Someone with a firm grip on the subject who is taking great care to illuminate things should hopefully never feel like they’ve failed in some way just because there are folks out there like me. The blogs and info dumps are welcome and meaningful in this world. And the care to explain clearly is totally seen.
@rygorous @aeva you might enjoy reading (or have enjoyed but forgotten about) "zen or the art of motorcycle maintenance" by robert m. pirsig where he works out this fantastic dichotomy of the classic and the romantic mind.
@rygorous @aeva Not sure if it helps at all, but this "don't understand at all" anecdote reminds me of all the people who ever told me that "they've always been bad at math". I suspect it's that same kind of slightly broken smalltalk reflex that a lot of people just have, and there's no need to read anything more into it.
@rygorous that's a really shitty thing to say to you, and I just want to say that your blog posts have helped my graphics programming a ton, and that I think I understood what I was reading/applying even when it took me several passes
@rygorous @aeva I don’t think we have ever met in person but I am sure I have replied to some of your stuff with that ”I know some of these words”-meme.

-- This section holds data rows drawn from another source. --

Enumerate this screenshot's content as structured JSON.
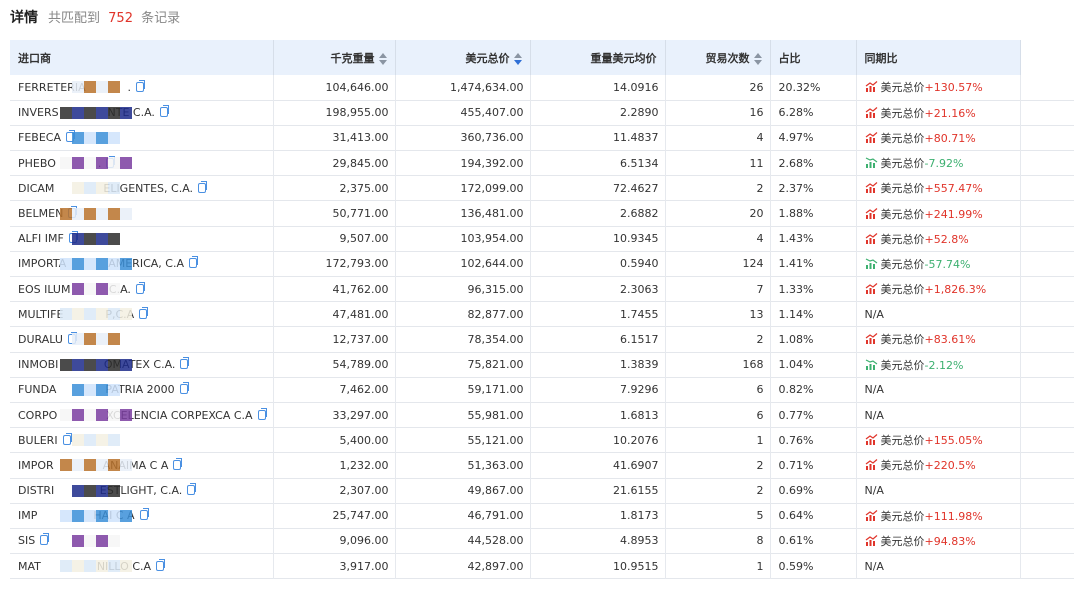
{
  "header": {
    "title": "详情",
    "summary_prefix": "共匹配到",
    "count": "752",
    "summary_suffix": "条记录"
  },
  "colors": {
    "up": "#e0342a",
    "down": "#3db070",
    "accent": "#2f6fd6",
    "header_bg": "#e9f1fc"
  },
  "columns": [
    {
      "label": "进口商",
      "sortable": false
    },
    {
      "label": "千克重量",
      "sortable": true
    },
    {
      "label": "美元总价",
      "sortable": true,
      "active": true
    },
    {
      "label": "重量美元均价",
      "sortable": false
    },
    {
      "label": "贸易次数",
      "sortable": true
    },
    {
      "label": "占比",
      "sortable": false
    },
    {
      "label": "同期比",
      "sortable": false
    }
  ],
  "rows": [
    {
      "name": "FERRETERIA            .",
      "weight": "104,646.00",
      "usd": "1,474,634.00",
      "avg": "14.0916",
      "trades": "26",
      "share": "20.32%",
      "yoy_label": "美元总价",
      "yoy": "+130.57%",
      "trend": "up"
    },
    {
      "name": "INVERS              NTE C.A.",
      "weight": "198,955.00",
      "usd": "455,407.00",
      "avg": "2.2890",
      "trades": "16",
      "share": "6.28%",
      "yoy_label": "美元总价",
      "yoy": "+21.16%",
      "trend": "up"
    },
    {
      "name": "FEBECA",
      "weight": "31,413.00",
      "usd": "360,736.00",
      "avg": "11.4837",
      "trades": "4",
      "share": "4.97%",
      "yoy_label": "美元总价",
      "yoy": "+80.71%",
      "trend": "up"
    },
    {
      "name": "PHEBO            .",
      "weight": "29,845.00",
      "usd": "194,392.00",
      "avg": "6.5134",
      "trades": "11",
      "share": "2.68%",
      "yoy_label": "美元总价",
      "yoy": "-7.92%",
      "trend": "down"
    },
    {
      "name": "DICAM              ELIGENTES, C.A.",
      "weight": "2,375.00",
      "usd": "172,099.00",
      "avg": "72.4627",
      "trades": "2",
      "share": "2.37%",
      "yoy_label": "美元总价",
      "yoy": "+557.47%",
      "trend": "up"
    },
    {
      "name": "BELMEN",
      "weight": "50,771.00",
      "usd": "136,481.00",
      "avg": "2.6882",
      "trades": "20",
      "share": "1.88%",
      "yoy_label": "美元总价",
      "yoy": "+241.99%",
      "trend": "up"
    },
    {
      "name": "ALFI IMF",
      "weight": "9,507.00",
      "usd": "103,954.00",
      "avg": "10.9345",
      "trades": "4",
      "share": "1.43%",
      "yoy_label": "美元总价",
      "yoy": "+52.8%",
      "trend": "up"
    },
    {
      "name": "IMPORTA            AMERICA, C.A",
      "weight": "172,793.00",
      "usd": "102,644.00",
      "avg": "0.5940",
      "trades": "124",
      "share": "1.41%",
      "yoy_label": "美元总价",
      "yoy": "-57.74%",
      "trend": "down"
    },
    {
      "name": "EOS ILUM           C.A.",
      "weight": "41,762.00",
      "usd": "96,315.00",
      "avg": "2.3063",
      "trades": "7",
      "share": "1.33%",
      "yoy_label": "美元总价",
      "yoy": "+1,826.3%",
      "trend": "up"
    },
    {
      "name": "MULTIFE            P,C.A",
      "weight": "47,481.00",
      "usd": "82,877.00",
      "avg": "1.7455",
      "trades": "13",
      "share": "1.14%",
      "yoy_label": "",
      "yoy": "N/A",
      "trend": "none"
    },
    {
      "name": "DURALU",
      "weight": "12,737.00",
      "usd": "78,354.00",
      "avg": "6.1517",
      "trades": "2",
      "share": "1.08%",
      "yoy_label": "美元总价",
      "yoy": "+83.61%",
      "trend": "up"
    },
    {
      "name": "INMOBI             OMATEX C.A.",
      "weight": "54,789.00",
      "usd": "75,821.00",
      "avg": "1.3839",
      "trades": "168",
      "share": "1.04%",
      "yoy_label": "美元总价",
      "yoy": "-2.12%",
      "trend": "down"
    },
    {
      "name": "FUNDA              PATRIA 2000",
      "weight": "7,462.00",
      "usd": "59,171.00",
      "avg": "7.9296",
      "trades": "6",
      "share": "0.82%",
      "yoy_label": "",
      "yoy": "N/A",
      "trend": "none"
    },
    {
      "name": "CORPO              XCELENCIA CORPEXCA C.A",
      "weight": "33,297.00",
      "usd": "55,981.00",
      "avg": "1.6813",
      "trades": "6",
      "share": "0.77%",
      "yoy_label": "",
      "yoy": "N/A",
      "trend": "none"
    },
    {
      "name": "BULERI",
      "weight": "5,400.00",
      "usd": "55,121.00",
      "avg": "10.2076",
      "trades": "1",
      "share": "0.76%",
      "yoy_label": "美元总价",
      "yoy": "+155.05%",
      "trend": "up"
    },
    {
      "name": "IMPOR              ANAIMA C A",
      "weight": "1,232.00",
      "usd": "51,363.00",
      "avg": "41.6907",
      "trades": "2",
      "share": "0.71%",
      "yoy_label": "美元总价",
      "yoy": "+220.5%",
      "trend": "up"
    },
    {
      "name": "DISTRI             ESTLIGHT, C.A.",
      "weight": "2,307.00",
      "usd": "49,867.00",
      "avg": "21.6155",
      "trades": "2",
      "share": "0.69%",
      "yoy_label": "",
      "yoy": "N/A",
      "trend": "none"
    },
    {
      "name": "IMP                HAI C A",
      "weight": "25,747.00",
      "usd": "46,791.00",
      "avg": "1.8173",
      "trades": "5",
      "share": "0.64%",
      "yoy_label": "美元总价",
      "yoy": "+111.98%",
      "trend": "up"
    },
    {
      "name": "SIS",
      "weight": "9,096.00",
      "usd": "44,528.00",
      "avg": "4.8953",
      "trades": "8",
      "share": "0.61%",
      "yoy_label": "美元总价",
      "yoy": "+94.83%",
      "trend": "up"
    },
    {
      "name": "MAT                NILLO C.A",
      "weight": "3,917.00",
      "usd": "42,897.00",
      "avg": "10.9515",
      "trades": "1",
      "share": "0.59%",
      "yoy_label": "",
      "yoy": "N/A",
      "trend": "none"
    }
  ]
}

@rygorous hey, that can just mean they're not at the right level to understand that post yet. I read a lot of reverse engineering stuff before I could understand a lot, same with infosec. I understand why, but I really wouldn't take this to heart. People will get different things out of your writing and you really can't write for everyone at once. @aeva
@rygorous @aeva i get that a lot too. but i think universally comprehensible work ends up being useless for dealing with specifics. to wit, entertainment. oscar wilde was right.

@rygorous

Relatable! I think I've only had one friendship where I could just say what I was thinking in my own words as I thought it and the other person would still be following all of it when I stopped. With everyone else, I had to get good at tracking how _their_ mind works, in order to translate enough so my trajectory would make sense to them: amount of necessary translation variable. And yeah, being understood is a treasure.